Siti mengangkat kedua alisnya, “Nggak ke mana-mana, ada kok di rumah, tapi belakangan emang saya ada kerjaan di luar kota.”

“Waah, Bu Siti sekarang wanita karir ya?” tanya perempuan berjilbab pink yang rumahnya di seberang rumah Siti.

“Mbak Nida bisa aja, ya gimana, suami kan nganggur, jadi mau nggak mau ya saya yang nyari penghasilan tambahan sambil nunggu suami dapat kerjaan lagi.”

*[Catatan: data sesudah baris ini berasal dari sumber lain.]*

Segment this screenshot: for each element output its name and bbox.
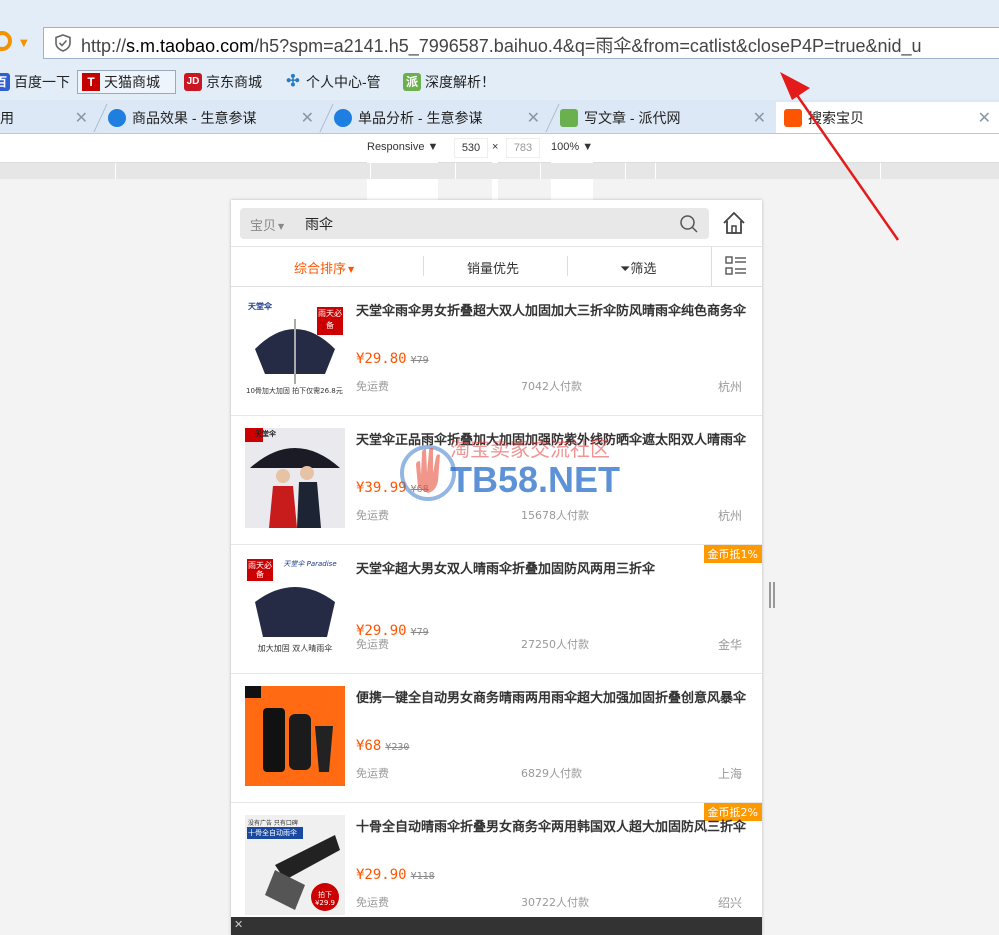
paid-count: 7042人付款 — [521, 380, 582, 393]
shipping-info: 免运费 — [356, 896, 389, 909]
shield-icon — [55, 34, 71, 52]
product-item[interactable]: 金币抵1% 雨天必备 天堂伞 Paradise 加大加固 双人晴雨伞 天堂伞超大… — [231, 545, 762, 674]
bottom-banner: ✕ — [231, 917, 762, 935]
url-input[interactable]: http://s.m.taobao.com/h5?spm=a2141.h5_79… — [43, 27, 999, 59]
tab-product-effect[interactable]: 商品效果 - 生意参谋 ✕ — [108, 102, 322, 133]
paid-count: 27250人付款 — [521, 638, 589, 651]
sort-sales[interactable]: 销量优先 — [467, 258, 519, 277]
shipping-info: 免运费 — [356, 767, 389, 780]
resize-handle[interactable] — [769, 582, 775, 608]
product-image[interactable]: 天堂伞 雨天必备 10骨加大加固 拍下仅需26.8元 — [245, 299, 345, 399]
viewport-height-input[interactable]: 783 — [506, 138, 540, 158]
home-icon[interactable] — [721, 210, 747, 236]
product-title[interactable]: 天堂伞正品雨伞折叠加大加固加强防紫外线防晒伞遮太阳双人晴雨伞 — [356, 430, 746, 452]
paid-count: 30722人付款 — [521, 896, 589, 909]
product-image[interactable]: 天堂伞 — [245, 428, 345, 528]
viewport-width-input[interactable]: 530 — [454, 138, 488, 158]
product-title[interactable]: 天堂伞雨伞男女折叠超大双人加固加大三折伞防风晴雨伞纯色商务伞 — [356, 301, 746, 323]
product-item[interactable]: 便携一键全自动男女商务晴雨两用雨伞超大加强加固折叠创意风暴伞 ¥68 ¥230 免… — [231, 674, 762, 803]
search-icon[interactable] — [679, 214, 699, 234]
shipping-info: 免运费 — [356, 638, 389, 651]
product-item[interactable]: 天堂伞 雨天必备 10骨加大加固 拍下仅需26.8元 天堂伞雨伞男女折叠超大双人… — [231, 287, 762, 416]
product-item[interactable]: 金币抵2% 没有广告 只有口碑 十骨全自动雨伞 拍下 ¥29.9 十骨全自动晴雨… — [231, 803, 762, 932]
product-title[interactable]: 天堂伞超大男女双人晴雨伞折叠加固防风两用三折伞 — [356, 559, 746, 581]
bookmarks-bar: 百 百度一下 T 天猫商城 JD 京东商城 ✣ 个人中心-管 派 深度解析！ — [0, 64, 999, 100]
paidai-icon — [560, 108, 578, 127]
baidu-icon: 百 — [0, 73, 10, 91]
product-list: 天堂伞 雨天必备 10骨加大加固 拍下仅需26.8元 天堂伞雨伞男女折叠超大双人… — [231, 287, 762, 932]
tab-partial[interactable]: 用 ✕ — [0, 102, 96, 133]
tmall-icon: T — [82, 73, 100, 91]
close-icon[interactable]: ✕ — [978, 108, 991, 128]
close-icon[interactable]: ✕ — [301, 108, 314, 128]
product-price: ¥39.99 ¥68 — [356, 480, 429, 496]
tab-write-article[interactable]: 写文章 - 派代网 ✕ — [560, 102, 774, 133]
joomla-icon: ✣ — [286, 73, 300, 90]
product-location: 上海 — [717, 767, 742, 781]
sort-bar: 综合排序 ▼ 销量优先 ⏷筛选 — [231, 246, 762, 287]
filter-button[interactable]: ⏷筛选 — [620, 258, 656, 277]
close-icon[interactable]: ✕ — [75, 108, 88, 128]
address-bar-area: ▼ http://s.m.taobao.com/h5?spm=a2141.h5_… — [0, 0, 999, 64]
mobile-viewport: 宝贝 ▼ 雨伞 综合排序 ▼ 销量优先 ⏷筛选 天堂伞 雨天必备 10骨加大加固… — [231, 200, 762, 935]
funnel-icon: ⏷ — [620, 262, 631, 277]
close-icon[interactable]: ✕ — [527, 108, 540, 128]
paid-count: 6829人付款 — [521, 767, 582, 780]
tab-single-analysis[interactable]: 单品分析 - 生意参谋 ✕ — [334, 102, 548, 133]
sort-comprehensive[interactable]: 综合排序 ▼ — [294, 258, 354, 277]
product-title[interactable]: 十骨全自动晴雨伞折叠男女商务伞两用韩国双人超大加固防风三折伞 — [356, 817, 746, 839]
taobao-icon — [784, 108, 802, 127]
product-location: 金华 — [717, 638, 742, 652]
device-toolbar: Responsive ▼ 530 × 783 100% ▼ — [0, 134, 999, 270]
product-title[interactable]: 便携一键全自动男女商务晴雨两用雨伞超大加强加固折叠创意风暴伞 — [356, 688, 746, 710]
browser-logo-icon[interactable] — [0, 31, 12, 51]
product-price: ¥68 ¥230 — [356, 738, 410, 754]
umbrella-couple-image — [245, 428, 340, 528]
search-category-select[interactable]: 宝贝 ▼ — [250, 215, 284, 234]
search-bar: 宝贝 ▼ 雨伞 — [231, 200, 762, 247]
shipping-info: 免运费 — [356, 509, 389, 522]
tab-search-items[interactable]: 搜索宝贝 ✕ — [776, 102, 999, 133]
compass-icon — [334, 108, 352, 127]
paidai-icon: 派 — [403, 73, 421, 91]
close-icon[interactable]: ✕ — [753, 108, 766, 128]
chevron-down-icon[interactable]: ▼ — [20, 38, 28, 49]
product-item[interactable]: 天堂伞 天堂伞正品雨伞折叠加大加固加强防紫外线防晒伞遮太阳双人晴雨伞 ¥39.9… — [231, 416, 762, 545]
umbrella-box-image — [245, 686, 333, 772]
product-location: 杭州 — [717, 380, 742, 394]
jd-icon: JD — [184, 73, 202, 91]
url-text: http://s.m.taobao.com/h5?spm=a2141.h5_79… — [81, 36, 922, 56]
media-query-ruler — [0, 163, 999, 179]
product-image[interactable] — [245, 686, 345, 786]
compass-icon — [108, 108, 126, 127]
bookmark-jd[interactable]: JD 京东商城 — [184, 70, 262, 94]
bookmark-personal-center[interactable]: ✣ 个人中心-管 — [284, 70, 380, 94]
tab-strip: 用 ✕ 商品效果 - 生意参谋 ✕ 单品分析 - 生意参谋 ✕ 写文章 - 派代… — [0, 100, 999, 134]
shipping-info: 免运费 — [356, 380, 389, 393]
bookmark-paidai[interactable]: 派 深度解析！ — [403, 70, 495, 94]
paid-count: 15678人付款 — [521, 509, 589, 522]
close-icon[interactable]: ✕ — [234, 918, 243, 931]
product-location: 杭州 — [717, 509, 742, 523]
product-image[interactable]: 没有广告 只有口碑 十骨全自动雨伞 拍下 ¥29.9 — [245, 815, 345, 915]
search-query: 雨伞 — [305, 217, 333, 233]
list-view-icon[interactable] — [725, 255, 747, 277]
product-price: ¥29.80 ¥79 — [356, 351, 429, 367]
bookmark-tmall[interactable]: T 天猫商城 — [77, 70, 176, 94]
search-input[interactable]: 宝贝 ▼ 雨伞 — [240, 208, 709, 239]
product-location: 绍兴 — [717, 896, 742, 910]
product-price: ¥29.90 ¥118 — [356, 867, 435, 883]
bookmark-baidu[interactable]: 百 百度一下 — [0, 70, 70, 94]
product-image[interactable]: 雨天必备 天堂伞 Paradise 加大加固 双人晴雨伞 — [245, 557, 345, 657]
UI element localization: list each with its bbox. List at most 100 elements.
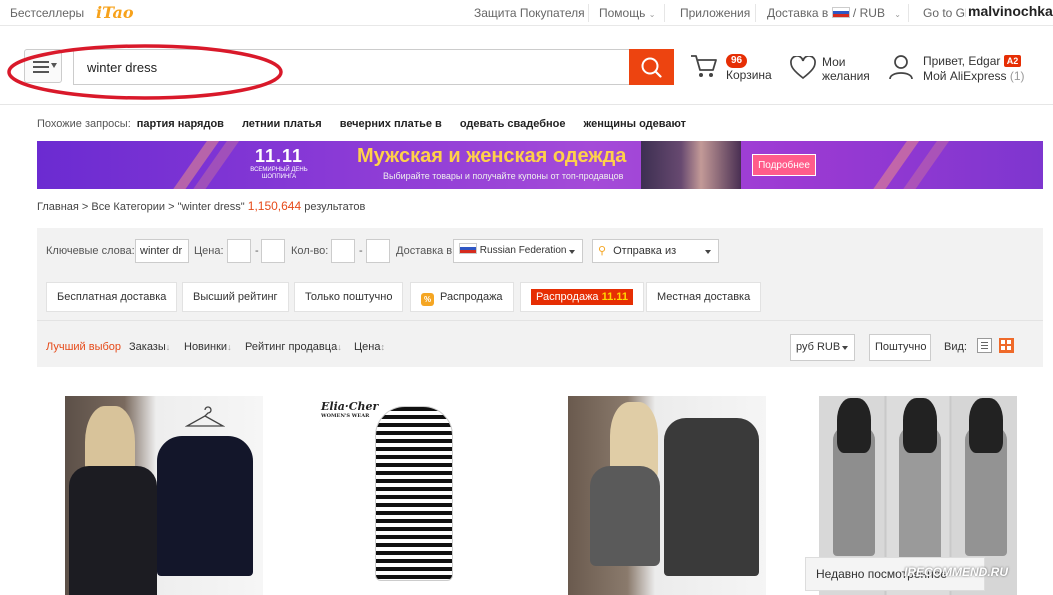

“Tapi Bu Siti hebat loh, kerja masih baru udah bisa lunasin hutang sana sini, saya sampai kaget kemarin tiba-tiba Pak Hasan datang ke rumah nemuin suami saya katanya mau lunasin hutang. Pas banget anak saya memang lagi butuh biaya buat wisuda.” Kini wanita paruh baya bertubuh gempal menimpali.

“Iya, Bu. Alhamdulillah,” ujar Siti dengan senyum tipis.

“Waah berarti Bu Siti mau ngeborong nih dagangan saya, mau apa, Bu? Ayam, ikan?” tanya Mang Ujang bersemangat.

“Ikan aja, Mang. Yang masih seger, cabe bawang, tempe, sayur bayam, sama kangkung.”

“Oke siap!” Mang Ujang bergegas membungkus pesanan Siti.

Ketika mereka sedang asyik memilih sayuran, tiba-tiba seorang ibu-ibu datang sambil berlari tergesa-gesa.

“Kenapa Bu Endang? Ngos-ngosan gitu?” tanya Nida.

“Kalian sudah tahu belum? Bu Mitha yang rumahnya tingkat di pojokan itu.”

“Iya, kenapa?”

“Katanya semalam rumahnya kemasukan tuyul, uang di brangkas hilang semua, itu sekarang dia lagi nangis-nangis ditenangin sama suaminya, sama anak-anaknya juga.” Bu Endang menjelaskan sambil melirik ke arah Siti.